Wednesday, January 28, 2009

The Engine Swap

When I bought Strawberry back in March 2008, it had about 102,000 miles on the original engine.  It also had a faulty Idle Air Control Valve, which of course for this little egg isn’t cheap to replace brand new.  I have since discovered the great treasures available at the U-Pull-And-Pay sites near me, so I’m not so discouraged by problems, as I’m not going to buy new unless I have to.

Anyway, the faulty Idle Air Control Valve didn’t cause a major problem; it was just annoying to have the Check Engine Light on.  This wasn’t what caused me to swap the engine, a damaged pulley did.
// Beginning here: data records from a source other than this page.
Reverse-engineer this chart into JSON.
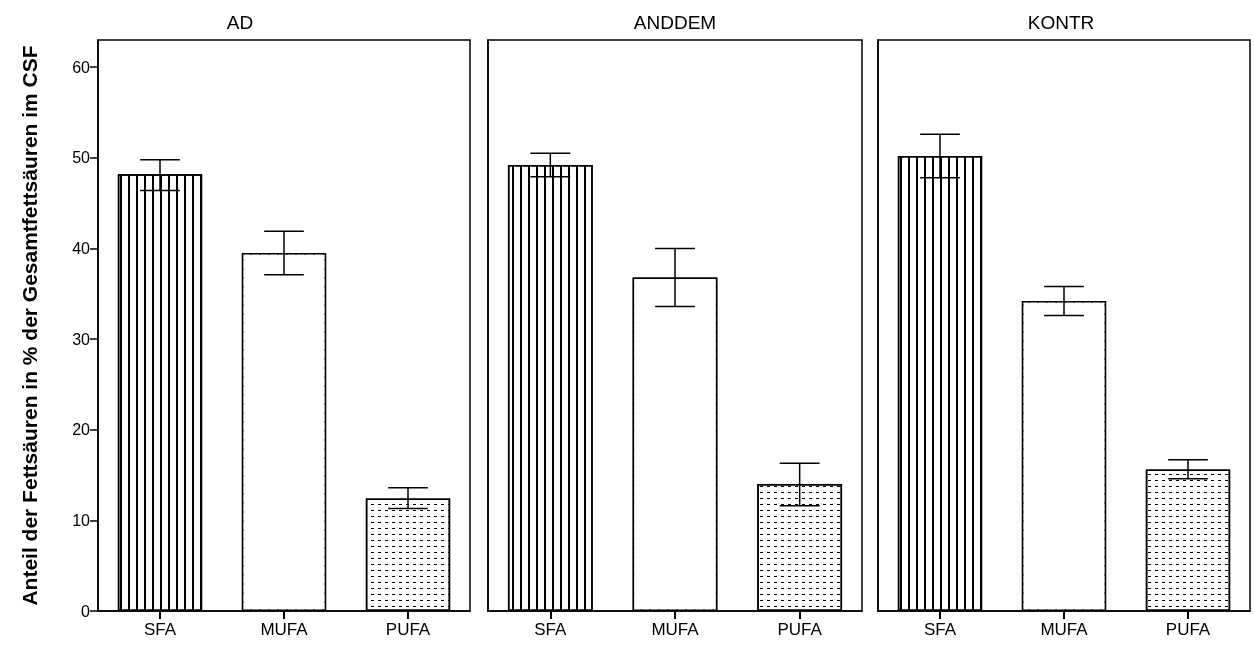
{
  "chart_data": [
    {
      "type": "bar",
      "title": "AD",
      "ylabel": "Anteil der Fettsäuren in % der Gesamtfettsäuren im CSF",
      "categories": [
        "SFA",
        "MUFA",
        "PUFA"
      ],
      "values": [
        48.2,
        39.5,
        12.4
      ],
      "errors": [
        [
          46.4,
          49.8
        ],
        [
          37.1,
          41.9
        ],
        [
          11.3,
          13.6
        ]
      ],
      "color": "#ffffff",
      "ylim": [
        0,
        63
      ],
      "yticks": [
        0,
        10,
        20,
        30,
        40,
        50,
        60
      ],
      "grid": false
    },
    {
      "type": "bar",
      "title": "ANDDEM",
      "categories": [
        "SFA",
        "MUFA",
        "PUFA"
      ],
      "values": [
        49.2,
        36.8,
        14.0
      ],
      "errors": [
        [
          47.9,
          50.5
        ],
        [
          33.6,
          40.0
        ],
        [
          11.6,
          16.3
        ]
      ],
      "color": "#ffffff",
      "ylim": [
        0,
        63
      ],
      "yticks": [
        0,
        10,
        20,
        30,
        40,
        50,
        60
      ],
      "grid": false,
      "tick_labels": "x"
    },
    {
      "type": "bar",
      "title": "KONTR",
      "categories": [
        "SFA",
        "MUFA",
        "PUFA"
      ],
      "values": [
        50.2,
        34.2,
        15.6
      ],
      "errors": [
        [
          47.8,
          52.6
        ],
        [
          32.6,
          35.8
        ],
        [
          14.6,
          16.7
        ]
      ],
      "color": "#ffffff",
      "ylim": [
        0,
        63
      ],
      "yticks": [
        0,
        10,
        20,
        30,
        40,
        50,
        60
      ],
      "grid": false,
      "tick_labels": "x"
    }
  ]
}
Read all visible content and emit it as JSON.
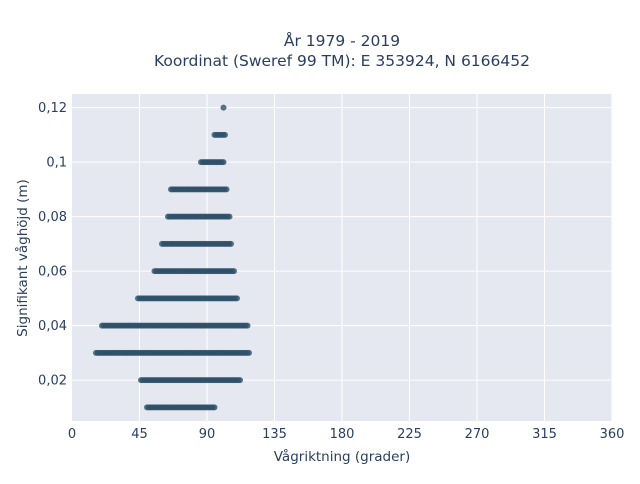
{
  "chart_data": {
    "type": "scatter",
    "title": "År 1979 - 2019",
    "subtitle": "Koordinat (Sweref 99 TM): E 353924, N 6166452",
    "xlabel": "Vågriktning (grader)",
    "ylabel": "Signifikant våghöjd (m)",
    "xlim": [
      0,
      360
    ],
    "ylim": [
      0.005,
      0.125
    ],
    "x_ticks": [
      0,
      45,
      90,
      135,
      180,
      225,
      270,
      315,
      360
    ],
    "x_tick_labels": [
      "0",
      "45",
      "90",
      "135",
      "180",
      "225",
      "270",
      "315",
      "360"
    ],
    "y_ticks": [
      0.02,
      0.04,
      0.06,
      0.08,
      0.1,
      0.12
    ],
    "y_tick_labels": [
      "0,02",
      "0,04",
      "0,06",
      "0,08",
      "0,1",
      "0,12"
    ],
    "grid": true,
    "legend": "none",
    "marker_color": "#2e5068",
    "plot_background": "#e5e8f0",
    "grid_color": "#ffffff",
    "rows": [
      {
        "y": 0.12,
        "x_min": 101,
        "x_max": 101
      },
      {
        "y": 0.11,
        "x_min": 95,
        "x_max": 102
      },
      {
        "y": 0.1,
        "x_min": 86,
        "x_max": 101
      },
      {
        "y": 0.09,
        "x_min": 66,
        "x_max": 103
      },
      {
        "y": 0.08,
        "x_min": 64,
        "x_max": 105
      },
      {
        "y": 0.07,
        "x_min": 60,
        "x_max": 106
      },
      {
        "y": 0.06,
        "x_min": 55,
        "x_max": 108
      },
      {
        "y": 0.05,
        "x_min": 44,
        "x_max": 110
      },
      {
        "y": 0.04,
        "x_min": 20,
        "x_max": 117
      },
      {
        "y": 0.03,
        "x_min": 16,
        "x_max": 118
      },
      {
        "y": 0.02,
        "x_min": 46,
        "x_max": 112
      },
      {
        "y": 0.01,
        "x_min": 50,
        "x_max": 95
      }
    ]
  }
}
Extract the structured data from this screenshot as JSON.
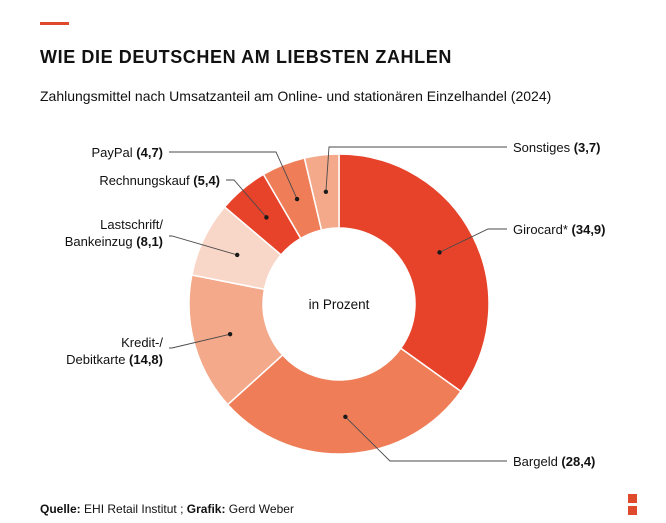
{
  "header": {
    "title": "WIE DIE DEUTSCHEN AM LIEBSTEN ZAHLEN",
    "subtitle": "Zahlungsmittel nach Umsatzanteil am Online- und stationären Einzelhandel (2024)"
  },
  "colors": {
    "accent": "#e04a2c",
    "girocard": "#e6432a",
    "bargeld": "#ef7e58",
    "kredit": "#f3a98a",
    "lastschrift": "#f9d7c8",
    "rechnungskauf": "#e6432a",
    "paypal": "#ef7e58",
    "sonstiges": "#f3a98a",
    "logo": "#e04a2c"
  },
  "chart_data": {
    "type": "pie",
    "style": "donut",
    "center_label": "in Prozent",
    "slices": [
      {
        "id": "girocard",
        "label": [
          "Girocard*"
        ],
        "value": 34.9,
        "value_text": "(34,9)",
        "color": "#e6432a"
      },
      {
        "id": "bargeld",
        "label": [
          "Bargeld"
        ],
        "value": 28.4,
        "value_text": "(28,4)",
        "color": "#ef7e58"
      },
      {
        "id": "kredit",
        "label": [
          "Kredit-/",
          "Debitkarte"
        ],
        "value": 14.8,
        "value_text": "(14,8)",
        "color": "#f3a98a"
      },
      {
        "id": "lastschrift",
        "label": [
          "Lastschrift/",
          "Bankeinzug"
        ],
        "value": 8.1,
        "value_text": "(8,1)",
        "color": "#f9d7c8"
      },
      {
        "id": "rechnungskauf",
        "label": [
          "Rechnungskauf"
        ],
        "value": 5.4,
        "value_text": "(5,4)",
        "color": "#e6432a"
      },
      {
        "id": "paypal",
        "label": [
          "PayPal"
        ],
        "value": 4.7,
        "value_text": "(4,7)",
        "color": "#ef7e58"
      },
      {
        "id": "sonstiges",
        "label": [
          "Sonstiges"
        ],
        "value": 3.7,
        "value_text": "(3,7)",
        "color": "#f3a98a"
      }
    ]
  },
  "footer": {
    "source_label": "Quelle:",
    "source_value": "EHI Retail Institut",
    "separator": ";",
    "graphic_label": "Grafik:",
    "graphic_value": "Gerd Weber"
  }
}
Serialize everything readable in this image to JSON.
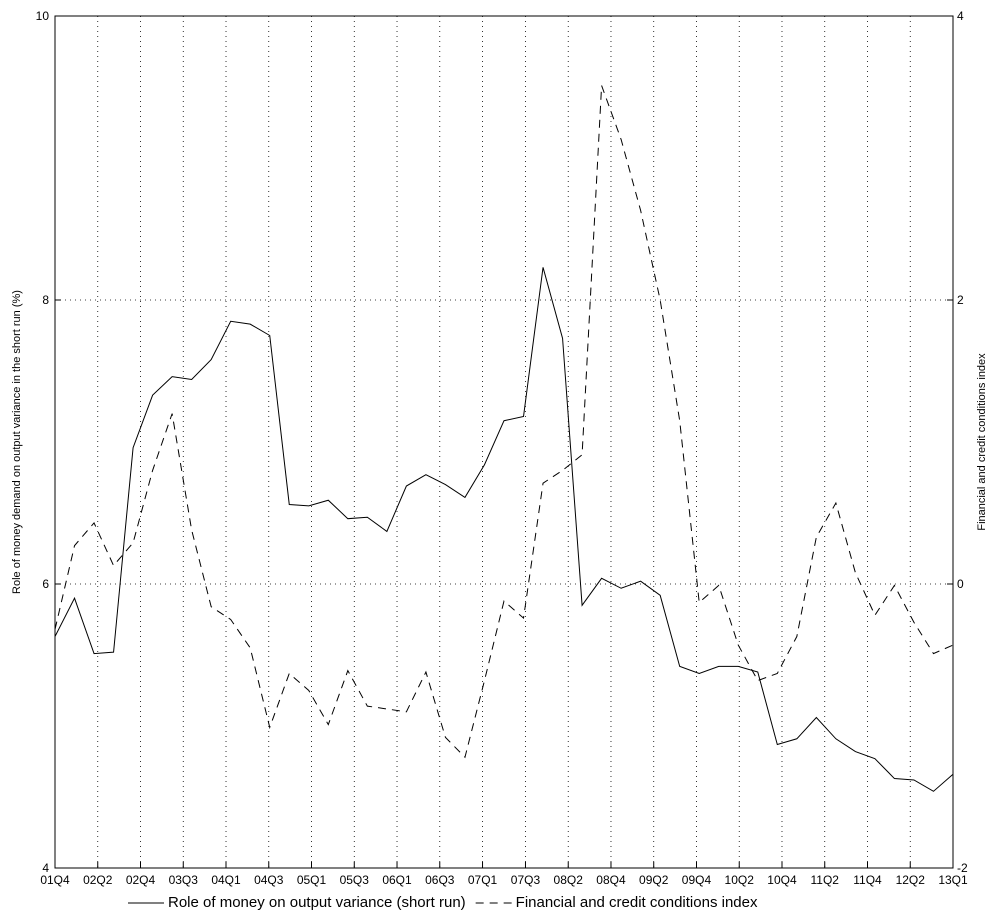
{
  "chart_data": {
    "type": "line",
    "y_label": "Role of money demand on output variance in the short run (%)",
    "y2_label": "Financial and credit conditions index",
    "x": [
      0,
      1,
      2,
      3,
      4,
      5,
      6,
      7,
      8,
      9,
      10,
      11,
      12,
      13,
      14,
      15,
      16,
      17,
      18,
      19,
      20,
      21,
      22,
      23,
      24,
      25,
      26,
      27,
      28,
      29,
      30,
      31,
      32,
      33,
      34,
      35,
      36,
      37,
      38,
      39,
      40,
      41,
      42,
      43,
      44,
      45,
      46
    ],
    "xlim": [
      0,
      46
    ],
    "xticks": [
      {
        "value": 0,
        "label": "01Q4"
      },
      {
        "value": 2.19,
        "label": "02Q2"
      },
      {
        "value": 4.38,
        "label": "02Q4"
      },
      {
        "value": 6.57,
        "label": "03Q3"
      },
      {
        "value": 8.76,
        "label": "04Q1"
      },
      {
        "value": 10.95,
        "label": "04Q3"
      },
      {
        "value": 13.14,
        "label": "05Q1"
      },
      {
        "value": 15.33,
        "label": "05Q3"
      },
      {
        "value": 17.52,
        "label": "06Q1"
      },
      {
        "value": 19.71,
        "label": "06Q3"
      },
      {
        "value": 21.9,
        "label": "07Q1"
      },
      {
        "value": 24.1,
        "label": "07Q3"
      },
      {
        "value": 26.29,
        "label": "08Q2"
      },
      {
        "value": 28.48,
        "label": "08Q4"
      },
      {
        "value": 30.67,
        "label": "09Q2"
      },
      {
        "value": 32.86,
        "label": "09Q4"
      },
      {
        "value": 35.05,
        "label": "10Q2"
      },
      {
        "value": 37.24,
        "label": "10Q4"
      },
      {
        "value": 39.43,
        "label": "11Q2"
      },
      {
        "value": 41.62,
        "label": "11Q4"
      },
      {
        "value": 43.81,
        "label": "12Q2"
      },
      {
        "value": 46,
        "label": "13Q1"
      }
    ],
    "ylim": [
      4,
      10
    ],
    "yticks": [
      4,
      6,
      8,
      10
    ],
    "y2lim": [
      -2,
      4
    ],
    "y2ticks": [
      -2,
      0,
      2,
      4
    ],
    "grid": true,
    "legend": "bottom",
    "series": [
      {
        "name": "Role of money on output variance (short run)",
        "color": "#000000",
        "dash": false,
        "values": [
          5.63,
          5.9,
          5.51,
          5.52,
          6.96,
          7.33,
          7.46,
          7.44,
          7.58,
          7.85,
          7.83,
          7.75,
          6.56,
          6.55,
          6.59,
          6.46,
          6.47,
          6.37,
          6.69,
          6.77,
          6.7,
          6.61,
          6.84,
          7.15,
          7.18,
          8.23,
          7.73,
          5.85,
          6.04,
          5.97,
          6.02,
          5.92,
          5.42,
          5.37,
          5.42,
          5.42,
          5.38,
          4.87,
          4.91,
          5.06,
          4.91,
          4.82,
          4.77,
          4.63,
          4.62,
          4.54,
          4.66
        ]
      },
      {
        "name": "Financial and credit conditions index",
        "color": "#000000",
        "dash": true,
        "axis": "y2",
        "values": [
          -0.32,
          0.27,
          0.43,
          0.13,
          0.29,
          0.8,
          1.2,
          0.38,
          -0.16,
          -0.25,
          -0.45,
          -1.01,
          -0.63,
          -0.75,
          -0.99,
          -0.61,
          -0.86,
          -0.88,
          -0.9,
          -0.62,
          -1.08,
          -1.22,
          -0.68,
          -0.12,
          -0.24,
          0.71,
          0.8,
          0.91,
          3.51,
          3.13,
          2.63,
          2.0,
          1.15,
          -0.13,
          -0.01,
          -0.43,
          -0.68,
          -0.63,
          -0.37,
          0.33,
          0.57,
          0.08,
          -0.22,
          -0.01,
          -0.27,
          -0.49,
          -0.43
        ]
      }
    ]
  }
}
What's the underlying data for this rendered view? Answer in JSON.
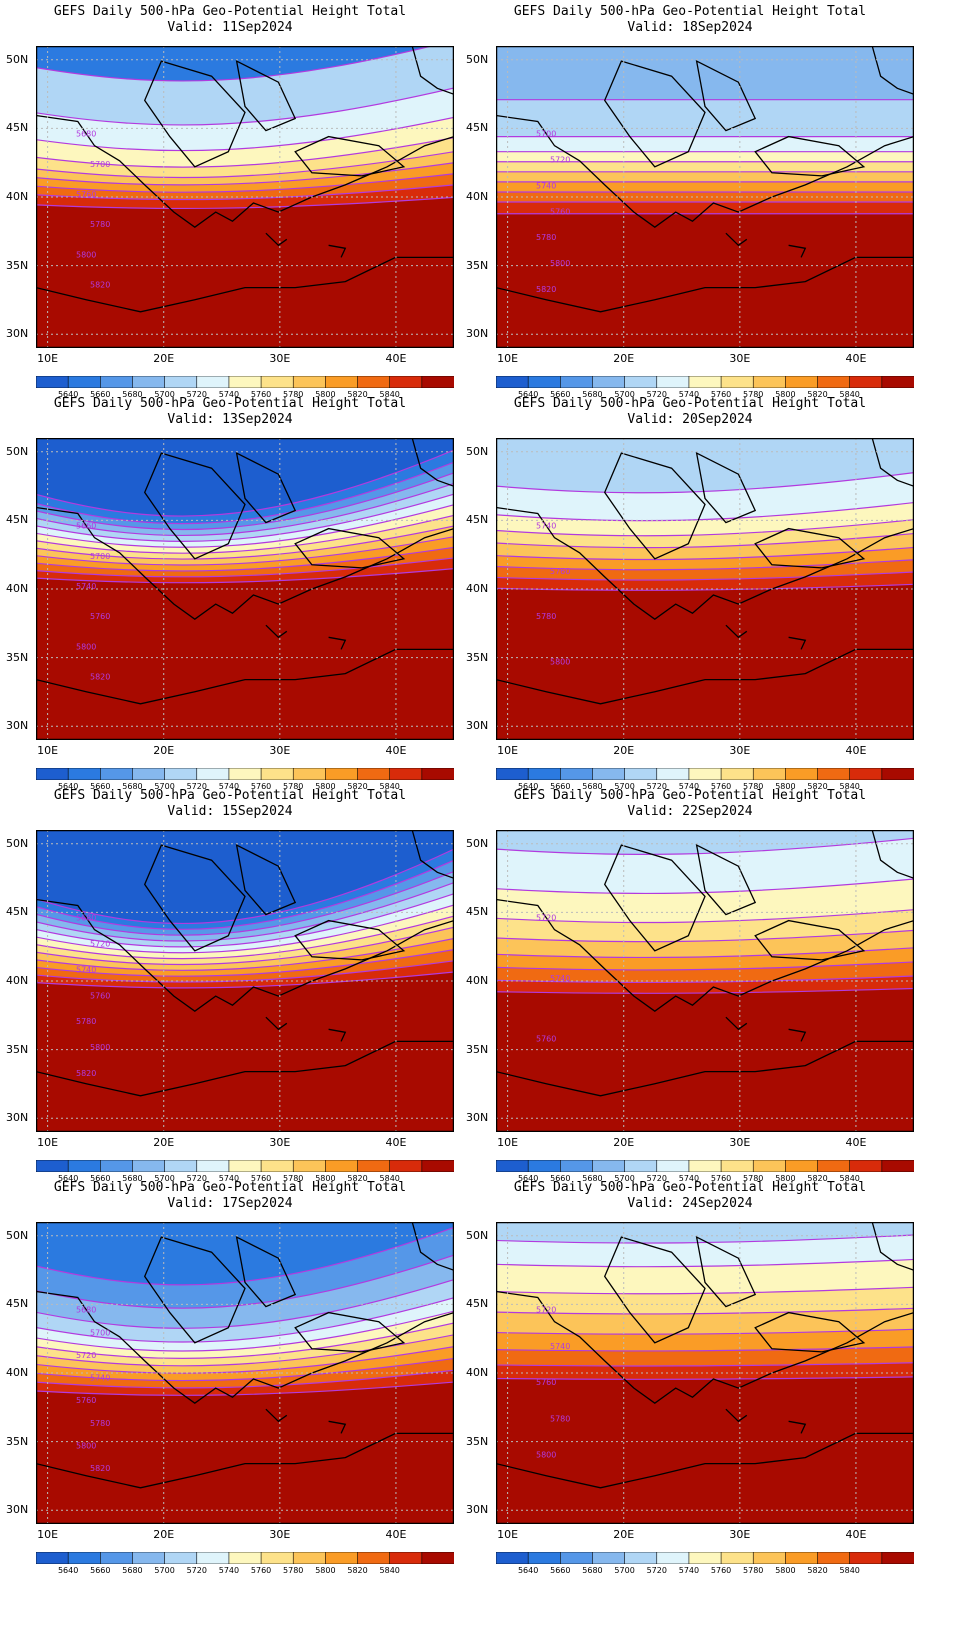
{
  "title_line1": "GEFS Daily 500-hPa Geo-Potential Height Total",
  "valid_prefix": "Valid: ",
  "lat_ticks": [
    "30N",
    "35N",
    "40N",
    "45N",
    "50N"
  ],
  "lon_ticks": [
    "10E",
    "20E",
    "30E",
    "40E"
  ],
  "colorbar_labels": [
    "5640",
    "5660",
    "5680",
    "5700",
    "5720",
    "5740",
    "5760",
    "5780",
    "5800",
    "5820",
    "5840"
  ],
  "colors": [
    "#1d5ecf",
    "#2b7ae0",
    "#5597e8",
    "#86b8ee",
    "#b0d6f5",
    "#dff4fb",
    "#fdf7be",
    "#fde28a",
    "#fcc459",
    "#fa9c26",
    "#f06a12",
    "#d82b0a",
    "#a80a00"
  ],
  "contour_color": "#b23adf",
  "panels": [
    {
      "valid": "11Sep2024",
      "cols": [
        1,
        4,
        5,
        6,
        7,
        8,
        9,
        10,
        11,
        12
      ],
      "w": [
        0.1,
        0.3,
        0.18,
        0.12,
        0.08,
        0.06,
        0.06,
        0.06,
        0.07,
        0.95
      ],
      "labels": [
        "5680",
        "5700",
        "5760",
        "5780",
        "5800",
        "5820"
      ]
    },
    {
      "valid": "18Sep2024",
      "cols": [
        3,
        4,
        5,
        6,
        7,
        8,
        9,
        10,
        11,
        12
      ],
      "w": [
        0.32,
        0.22,
        0.09,
        0.06,
        0.06,
        0.06,
        0.06,
        0.06,
        0.07,
        0.8
      ],
      "labels": [
        "5700",
        "5720",
        "5740",
        "5760",
        "5780",
        "5800",
        "5820"
      ]
    },
    {
      "valid": "13Sep2024",
      "cols": [
        0,
        1,
        2,
        3,
        4,
        5,
        6,
        7,
        8,
        9,
        10,
        11,
        12
      ],
      "w": [
        0.28,
        0.06,
        0.05,
        0.05,
        0.05,
        0.05,
        0.05,
        0.05,
        0.05,
        0.05,
        0.05,
        0.05,
        1.0
      ],
      "labels": [
        "5660",
        "5700",
        "5740",
        "5760",
        "5800",
        "5820"
      ]
    },
    {
      "valid": "20Sep2024",
      "cols": [
        4,
        5,
        6,
        7,
        8,
        9,
        10,
        11,
        12
      ],
      "w": [
        0.28,
        0.18,
        0.1,
        0.08,
        0.08,
        0.07,
        0.07,
        0.07,
        0.95
      ],
      "labels": [
        "5740",
        "5760",
        "5780",
        "5800"
      ]
    },
    {
      "valid": "15Sep2024",
      "cols": [
        0,
        1,
        2,
        3,
        4,
        5,
        6,
        7,
        8,
        9,
        10,
        11,
        12
      ],
      "w": [
        0.34,
        0.05,
        0.05,
        0.05,
        0.05,
        0.05,
        0.05,
        0.05,
        0.05,
        0.05,
        0.05,
        0.05,
        0.9
      ],
      "labels": [
        "5680",
        "5720",
        "5740",
        "5760",
        "5780",
        "5800",
        "5820"
      ]
    },
    {
      "valid": "22Sep2024",
      "cols": [
        4,
        5,
        6,
        7,
        8,
        9,
        10,
        11,
        12
      ],
      "w": [
        0.1,
        0.24,
        0.18,
        0.12,
        0.1,
        0.08,
        0.08,
        0.07,
        0.85
      ],
      "labels": [
        "5720",
        "5740",
        "5760"
      ]
    },
    {
      "valid": "17Sep2024",
      "cols": [
        1,
        2,
        3,
        4,
        5,
        6,
        7,
        8,
        9,
        10,
        11,
        12
      ],
      "w": [
        0.22,
        0.16,
        0.14,
        0.1,
        0.07,
        0.06,
        0.06,
        0.06,
        0.06,
        0.06,
        0.06,
        0.85
      ],
      "labels": [
        "5680",
        "5700",
        "5720",
        "5740",
        "5760",
        "5780",
        "5800",
        "5820"
      ]
    },
    {
      "valid": "24Sep2024",
      "cols": [
        4,
        5,
        6,
        7,
        8,
        9,
        10,
        11,
        12
      ],
      "w": [
        0.1,
        0.14,
        0.16,
        0.12,
        0.12,
        0.1,
        0.09,
        0.08,
        0.85
      ],
      "labels": [
        "5720",
        "5740",
        "5760",
        "5780",
        "5800"
      ]
    }
  ]
}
It sounds extreme, I know, but here’s what happened.  Sometime in April I hit something on I-4 coming home from work (I think it was a piece of tire tread).  Whatever it was banged up the passenger front wheel well, and bent the pulleys on the front of the engine.  I didn’t know the pulleys were bent until I went to work a couple days later and lost the accessory belt (I don’t have any accessories actually, just don’t know what else to call it).  This was a few weeks after I found out the alternator was bad, so I wasn’t having a banner month.  I bought a replacement belt and put it on the car, but the belt kept slipping off, I couldn’t tighten it enough to keep it on.  I showed my mechanic buddy, Kevin, and he noticed the pulleys weren’t inline with each other, and the one on the crankshaft was actually wobbling.

We took the car to his house and he dropped the engine to try to tighten the pulley down, we thought maybe it was just loose.  It wasn’t, and we also noticed the timing cover was damaged, so we pulled that off and were going to replace it as well.  Then we saw the timing belt also was not on properly, and was rubbing against the engine block.  Despite trying to put it back in place, it kept slipping back against the engine.

Dropped the engine again, removed the crankshaft pulleys and found the sprocket and key were damaged on the crankshaft (sprocket drives the timing belt), and it had a lot of play.  Replacing these were not cheap, as they were sold as a unit with another item for about $250.

Kevin suggested I swap the engine, as a replacement engine was only about $450 plus his labor cost (he charged me $250 give or take).  So for $700 I had him put a salvaged engine into Strawberry that had only 47,000 original miles on it.  So instead of hoping to fix the problem for $250, I solved it, and the timing belt cover, and the Idle Air Control Valve for $700, and got a younger engine to boot.  Not a bad deal in my mind.